The health news headlines on Monday 14 November 2011.

While a slew of press articles strive to paint doctors as alcoholic fraudsters today, it is senior NHS managers who are reported to face the sack for rationing services.

Health secretary Andrew Lansley announced a ban on minimum waiting times for hospital treatment, to take effect from next March, promising to fire PCT chiefs who persist in forcing patients to wait 15 weeks for treatment to save money.

Mr Lansley also complained about the NHS's ‘secretive' culture to  the Guardian , and vowed that hospital trusts will have to make public all data on surgical outcomes – including deaths, ward-by-ward infection rates for all resistant bacterial strains,  readmission rates and complaints.

The cash squeeze has hit care homes too. Local authority fee reductions averaging £2,000 per nursing home resident over the past two years mean that legal standards of care can no longer be met, according to a report by Bupa Care Services, reported in the Daily Telegraph.
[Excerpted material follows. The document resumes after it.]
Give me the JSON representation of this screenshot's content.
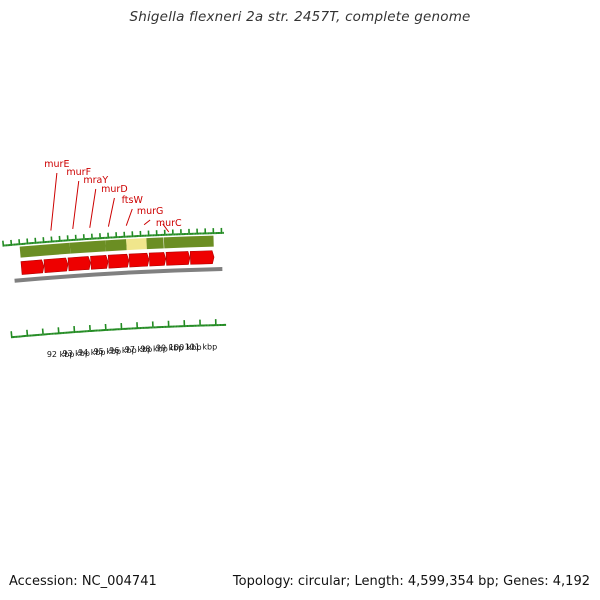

Meanwhile, the Daily Mail was doing its bit to tarnish the image of doctors.  One in 15 doctors will develop an addiction problem at some time in their careers, and are three times more likely to die of liver cirrhosis than the general population, the paper says, quoting  the BMA as its source.

Another article quotes a report by the think tank 2010Health, which blames managers and doctors  for defrauding the NHS of £3 billion every year.

An estimated 1,730 people in India have died while taking part in clinical trials over the past three years – the result of the country relaxing its regulation of drug testing, according to an investigation by The Independent.  Abuses highlighted include recruiting children without parental consent and adverse events not being linked to the medication under test.

The Independent also reports that cases of perennial allergic rhinitis – allergy to the household dust mite – have risen  by 10% in the past year, and now account for 58% of all household allergies, according to a poll by Allergy UK.